I am proud to announce that I was able to remain on track for my arbitrary goal of 10,000 miles over the Thanksgiving Holiday. I did it by employing the most dastardly tactic of the cycling weasel—the early morning trainer ride. I rose early on both Thanksgiving and Black Friday to push out as many minutes as family harmony would allow, and these ghost miles enabled me to stay on schedule for attaining my mileage goal for 2014, which will be celebrated with, well, there will be no celebration—no one gives a crap.
Speaking of not giving a crap, all of these miles are beginning to test my tolerance for monotony. There are only so many roads available for my quest for the “five by deuce” (I know that’s an awkward and inaccurate way to say 10,000, but I really wanted to wedge the term “deuce” into my training plans), and rolling over the same roads over and over at the same speed is a recipe for madness, but I am currently “all about that base.” (Am I the first to make that base miles joke? Some other coach has to have made that joke, right? I don’t know because reading about bike training is super boring—aaaand I’m just realizing the irony of that last sentence.)
If the previous 266 words haven’t convinced you, I’m starting to feel the strain of the bike monotony, but a goal is a goal—and I shall reach this random and arbitrary goal even if it means riding 260 ghost miles on my trainer on New Year’s Eve. I an that committed. I really should be on a motivational poster at Successories.

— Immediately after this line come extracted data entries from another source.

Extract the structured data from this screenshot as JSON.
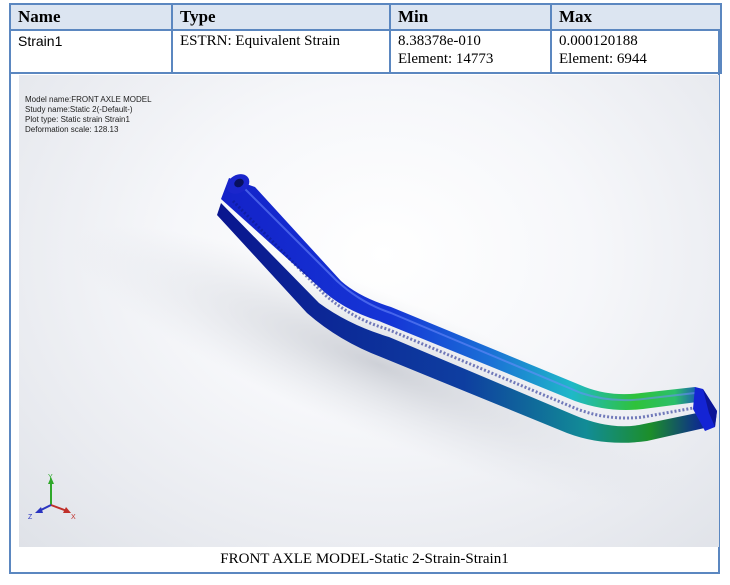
{
  "table": {
    "headers": {
      "name": "Name",
      "type": "Type",
      "min": "Min",
      "max": "Max"
    },
    "row": {
      "name": "Strain1",
      "type": "ESTRN: Equivalent Strain",
      "min_value": "8.38378e-010",
      "min_element": "Element: 14773",
      "max_value": "0.000120188",
      "max_element": "Element: 6944"
    }
  },
  "plot": {
    "info": {
      "model_name": "Model name:FRONT AXLE MODEL",
      "study_name": "Study name:Static 2(-Default-)",
      "plot_type": "Plot type: Static strain Strain1",
      "deformation_scale": "Deformation scale: 128.13"
    },
    "triad": {
      "x": "X",
      "y": "Y",
      "z": "Z"
    },
    "colors": {
      "low": "#1a2fd0",
      "mid": "#1fb7c9",
      "high": "#2ec428"
    }
  },
  "caption": "FRONT AXLE MODEL-Static 2-Strain-Strain1"
}
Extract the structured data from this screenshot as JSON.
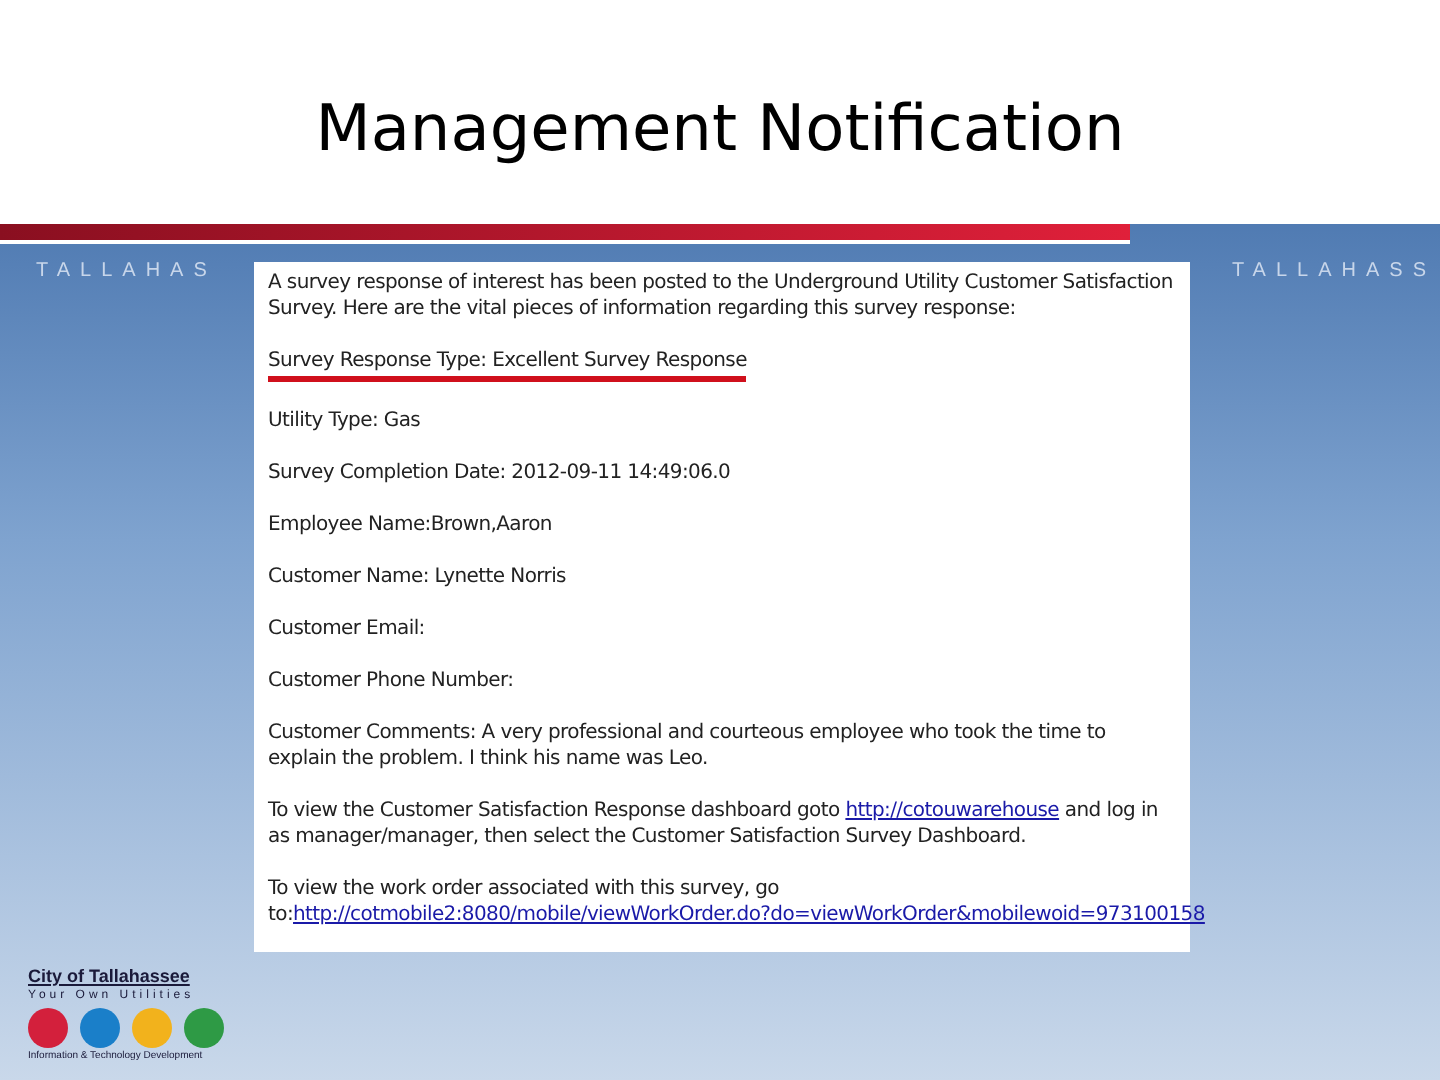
{
  "slide_title": "Management Notification",
  "banner_text": [
    "TALLAHAS",
    "TALLAHASS"
  ],
  "email": [
    {
      "underlined": false,
      "text": "A survey response of interest has been posted to the Underground Utility Customer Satisfaction Survey. Here are the vital pieces of information regarding this survey response:"
    },
    {
      "underlined": true,
      "text": "Survey Response Type: Excellent Survey Response"
    },
    {
      "underlined": false,
      "text": "Utility Type: Gas"
    },
    {
      "underlined": false,
      "text": "Survey Completion Date: 2012-09-11 14:49:06.0"
    },
    {
      "underlined": false,
      "text": "Employee Name:Brown,Aaron"
    },
    {
      "underlined": false,
      "text": "Customer Name: Lynette Norris"
    },
    {
      "underlined": false,
      "text": "Customer Email:"
    },
    {
      "underlined": false,
      "text": "Customer Phone Number:"
    },
    {
      "underlined": false,
      "text": "Customer Comments: A very professional and courteous employee who took the time to explain the problem. I think his name was Leo."
    },
    {
      "underlined": false,
      "text": "To view the Customer Satisfaction Response dashboard goto ",
      "link": "http://cotouwarehouse",
      "text_after": " and log in as manager/manager, then select the Customer Satisfaction Survey Dashboard."
    },
    {
      "underlined": false,
      "text": "To view the work order associated with this survey, go to:",
      "link": "http://cotmobile2:8080/mobile/viewWorkOrder.do?do=viewWorkOrder&mobilewoid=973100158"
    }
  ],
  "logo": {
    "name": "City of Tallahassee",
    "tagline": "Your Own Utilities",
    "department": "Information & Technology Development"
  }
}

In other news, I’m getting fatter. This is what happens to old people like me. You overeat, and it takes forever to drop whatever extra weight you gained. I ate Thanksgiving dinner as if I were about to walk the Green Mile, and now I am a larger person because of it. Of course this weight gain is in pretend bike racer weight, so it has nothing to do with what I assume is the weight gain of regular people. But I am now so far removed from regular people thinking about weight that I have no frame of reference anymore. That being said, I regret nothing and I would eat and drink everything all over again. Now if you’ll excuse me, my wireless router is telling me that I have two hours of trainer time to take care of.